After spending several months in Argentina, I’m embarrassed to admit that I had my first real encounter with tango just last week. Yes, I had seen bits and pieces of tango — I had passed by a group class performing in a square in San Telmo, paused to watch dancers putting on an impromptu show in Plaza Serrano, and of course I had heard Carlos Gardel crooning from radios in taxi cabs and street corners — but I had never sought out the dance myself. When visitors from home came to see me (and Buenos Aires) last week, I finally decided to put an end to my tango-free streak and began researching shows.
There are plentiful options for viewing tango in Buenos Aires. Milongas, or tango dance halls, often have a class early in the night before opening up the floor to dancers of all levels, but I had heard rumors that if you attend a milonga you might be swept up and invited to dance with a stranger, which sounded intimidating given my complete lack of knowledge about the dance. A dinner tango show sounded more up my alley for a first encounter with tango: I wanted to take it in at a safe distance. The dinner shows range in price and production value: some have elaborate lighting schemes and over the top wardrobe concepts, while others showcase a more classic form of the dance. I asked a porteña friend for some recommendations, and she suggested I try one of the more intimate venues as an introduction to tango.

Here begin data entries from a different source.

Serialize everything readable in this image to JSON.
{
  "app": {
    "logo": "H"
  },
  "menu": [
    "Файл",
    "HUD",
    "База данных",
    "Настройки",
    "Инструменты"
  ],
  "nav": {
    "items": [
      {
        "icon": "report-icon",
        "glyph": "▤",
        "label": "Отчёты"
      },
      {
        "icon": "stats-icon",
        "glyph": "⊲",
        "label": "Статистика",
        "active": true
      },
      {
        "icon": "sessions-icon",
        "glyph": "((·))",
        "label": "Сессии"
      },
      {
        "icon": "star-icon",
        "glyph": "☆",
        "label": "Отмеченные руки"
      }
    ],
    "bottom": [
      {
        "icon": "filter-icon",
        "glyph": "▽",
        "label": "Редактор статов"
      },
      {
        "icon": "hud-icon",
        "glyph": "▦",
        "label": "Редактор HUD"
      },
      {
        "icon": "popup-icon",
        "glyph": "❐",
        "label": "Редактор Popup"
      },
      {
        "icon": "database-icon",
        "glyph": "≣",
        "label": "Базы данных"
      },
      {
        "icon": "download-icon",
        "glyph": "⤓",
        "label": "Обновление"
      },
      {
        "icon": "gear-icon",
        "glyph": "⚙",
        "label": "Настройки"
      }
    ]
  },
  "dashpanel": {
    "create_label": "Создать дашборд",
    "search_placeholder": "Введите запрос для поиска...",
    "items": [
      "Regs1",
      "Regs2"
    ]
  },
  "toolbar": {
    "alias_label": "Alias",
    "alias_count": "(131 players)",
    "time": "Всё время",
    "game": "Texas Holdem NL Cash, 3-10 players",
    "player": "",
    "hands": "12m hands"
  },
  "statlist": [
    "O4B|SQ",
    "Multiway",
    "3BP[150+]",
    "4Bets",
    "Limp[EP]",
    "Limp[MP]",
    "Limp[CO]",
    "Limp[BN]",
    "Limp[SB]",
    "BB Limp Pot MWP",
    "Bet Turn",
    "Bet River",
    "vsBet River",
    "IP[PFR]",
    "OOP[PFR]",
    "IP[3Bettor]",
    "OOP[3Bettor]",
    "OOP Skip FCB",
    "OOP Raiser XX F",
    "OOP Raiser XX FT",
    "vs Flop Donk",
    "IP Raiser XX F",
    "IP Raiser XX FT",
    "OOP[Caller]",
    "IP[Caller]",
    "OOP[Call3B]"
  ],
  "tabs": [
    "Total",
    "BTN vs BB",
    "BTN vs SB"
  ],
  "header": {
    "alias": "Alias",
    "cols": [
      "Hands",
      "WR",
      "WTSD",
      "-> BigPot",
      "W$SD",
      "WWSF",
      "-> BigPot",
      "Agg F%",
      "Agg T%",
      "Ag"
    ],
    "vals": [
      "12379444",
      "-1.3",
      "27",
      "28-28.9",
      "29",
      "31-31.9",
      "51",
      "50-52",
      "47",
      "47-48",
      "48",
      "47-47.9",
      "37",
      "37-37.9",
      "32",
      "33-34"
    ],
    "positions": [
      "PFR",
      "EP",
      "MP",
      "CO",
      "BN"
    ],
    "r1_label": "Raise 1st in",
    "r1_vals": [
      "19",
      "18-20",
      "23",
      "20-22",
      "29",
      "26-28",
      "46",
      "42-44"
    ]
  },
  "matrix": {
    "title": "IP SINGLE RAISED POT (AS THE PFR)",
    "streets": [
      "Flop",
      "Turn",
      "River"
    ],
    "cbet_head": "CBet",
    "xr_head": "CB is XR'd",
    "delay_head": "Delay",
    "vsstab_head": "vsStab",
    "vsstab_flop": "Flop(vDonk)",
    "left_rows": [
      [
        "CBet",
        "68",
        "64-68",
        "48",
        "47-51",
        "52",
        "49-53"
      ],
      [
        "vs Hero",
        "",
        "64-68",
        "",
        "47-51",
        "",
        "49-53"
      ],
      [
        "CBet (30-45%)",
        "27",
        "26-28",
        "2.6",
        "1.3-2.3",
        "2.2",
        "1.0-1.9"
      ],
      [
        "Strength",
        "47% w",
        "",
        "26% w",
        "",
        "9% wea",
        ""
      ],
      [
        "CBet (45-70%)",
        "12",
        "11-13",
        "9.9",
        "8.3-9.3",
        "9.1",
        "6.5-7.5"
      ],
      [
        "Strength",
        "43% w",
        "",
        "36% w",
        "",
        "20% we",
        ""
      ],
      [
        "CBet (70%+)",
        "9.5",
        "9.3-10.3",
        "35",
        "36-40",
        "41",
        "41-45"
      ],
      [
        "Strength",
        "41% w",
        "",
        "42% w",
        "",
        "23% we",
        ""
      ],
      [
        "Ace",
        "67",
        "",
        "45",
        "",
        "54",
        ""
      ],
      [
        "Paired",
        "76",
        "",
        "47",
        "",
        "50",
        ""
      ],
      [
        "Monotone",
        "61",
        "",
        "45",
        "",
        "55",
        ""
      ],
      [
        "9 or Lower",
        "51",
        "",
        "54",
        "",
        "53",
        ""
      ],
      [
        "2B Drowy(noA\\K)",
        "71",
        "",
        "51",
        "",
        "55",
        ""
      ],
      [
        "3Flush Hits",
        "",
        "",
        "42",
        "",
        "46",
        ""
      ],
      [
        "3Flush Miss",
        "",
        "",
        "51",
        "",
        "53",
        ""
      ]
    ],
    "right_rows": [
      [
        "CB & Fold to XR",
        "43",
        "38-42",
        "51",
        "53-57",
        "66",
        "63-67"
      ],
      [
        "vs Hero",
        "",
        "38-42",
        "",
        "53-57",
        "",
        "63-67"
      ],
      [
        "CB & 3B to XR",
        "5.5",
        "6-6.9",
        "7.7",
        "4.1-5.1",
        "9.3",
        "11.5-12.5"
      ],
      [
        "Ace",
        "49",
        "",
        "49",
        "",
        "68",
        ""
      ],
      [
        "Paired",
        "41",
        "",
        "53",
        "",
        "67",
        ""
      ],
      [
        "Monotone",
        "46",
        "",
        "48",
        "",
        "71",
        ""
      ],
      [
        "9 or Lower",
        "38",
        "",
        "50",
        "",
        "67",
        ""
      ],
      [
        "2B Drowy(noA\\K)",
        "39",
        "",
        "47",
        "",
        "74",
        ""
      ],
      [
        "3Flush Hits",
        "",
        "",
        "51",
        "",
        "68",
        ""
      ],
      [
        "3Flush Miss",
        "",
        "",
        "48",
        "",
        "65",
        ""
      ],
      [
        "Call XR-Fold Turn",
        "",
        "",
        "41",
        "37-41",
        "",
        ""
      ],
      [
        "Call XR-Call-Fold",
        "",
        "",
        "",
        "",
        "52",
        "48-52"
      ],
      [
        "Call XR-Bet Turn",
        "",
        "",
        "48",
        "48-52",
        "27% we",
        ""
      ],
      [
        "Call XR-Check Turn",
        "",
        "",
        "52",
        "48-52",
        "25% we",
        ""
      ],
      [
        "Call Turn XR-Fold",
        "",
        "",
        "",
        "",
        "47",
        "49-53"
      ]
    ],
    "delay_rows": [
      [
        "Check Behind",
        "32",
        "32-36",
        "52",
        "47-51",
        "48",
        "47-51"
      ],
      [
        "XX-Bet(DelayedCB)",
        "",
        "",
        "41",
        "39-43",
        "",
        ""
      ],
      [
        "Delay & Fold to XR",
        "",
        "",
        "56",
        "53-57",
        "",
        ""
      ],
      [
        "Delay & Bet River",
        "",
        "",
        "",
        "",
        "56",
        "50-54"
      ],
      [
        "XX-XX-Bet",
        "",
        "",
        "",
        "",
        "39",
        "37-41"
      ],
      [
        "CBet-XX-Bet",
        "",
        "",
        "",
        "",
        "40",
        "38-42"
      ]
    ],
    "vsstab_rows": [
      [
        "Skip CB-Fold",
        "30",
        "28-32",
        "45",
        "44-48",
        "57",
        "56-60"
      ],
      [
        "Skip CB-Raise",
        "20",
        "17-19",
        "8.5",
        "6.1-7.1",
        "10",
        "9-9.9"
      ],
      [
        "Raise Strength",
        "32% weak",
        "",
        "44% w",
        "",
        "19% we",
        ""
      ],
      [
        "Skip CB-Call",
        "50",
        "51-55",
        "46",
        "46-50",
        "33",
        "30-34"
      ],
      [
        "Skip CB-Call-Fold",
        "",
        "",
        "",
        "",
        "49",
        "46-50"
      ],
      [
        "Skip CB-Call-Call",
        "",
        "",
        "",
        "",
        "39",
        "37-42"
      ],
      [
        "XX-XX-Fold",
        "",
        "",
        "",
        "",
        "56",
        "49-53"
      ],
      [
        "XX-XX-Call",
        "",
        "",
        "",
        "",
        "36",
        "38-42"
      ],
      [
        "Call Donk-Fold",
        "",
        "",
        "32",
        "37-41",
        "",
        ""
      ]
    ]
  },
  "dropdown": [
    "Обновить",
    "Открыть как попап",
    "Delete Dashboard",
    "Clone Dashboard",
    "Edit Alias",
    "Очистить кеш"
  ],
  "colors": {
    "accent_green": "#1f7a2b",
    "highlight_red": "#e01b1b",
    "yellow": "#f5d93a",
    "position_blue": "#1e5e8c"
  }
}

I made my way to a small tango salon in San Telmo where a host quickly led my friends and I to a table so close to the stage that I was nervous I might get kicked by one of the dancers’ heels. Fortunately, the performers were very skilled and despite a few high kicks and seemingly close calls, I managed to stay safe throughout the show. The whole experience was incredible: watching the dancers’ strength and passion was inspiring, and the orchestra, who sat right behind the dancers on stage, played a perfect accompaniment to the precise yet intimate dance. The show featured several interludes: one with an eclectic singer performing a dramatic love song, and another where a special guest joined the band with a music box. The dance itself looked both difficult and effortless: the dips and lifts must have required great strength on the parts of both the male and female dancers, yet the smiles never left their faces and they rarely seemed short of breath.
At the end of the show, my friend and I were impressed by the performance and envious of the dancers’ considerable abilities. Watching tango really opened my eyes to the passion and beauty that Buenos Aires thrives on, and although I’m still not sure I’m quite ready to take the stage myself, I just might try out a milonga one of these days.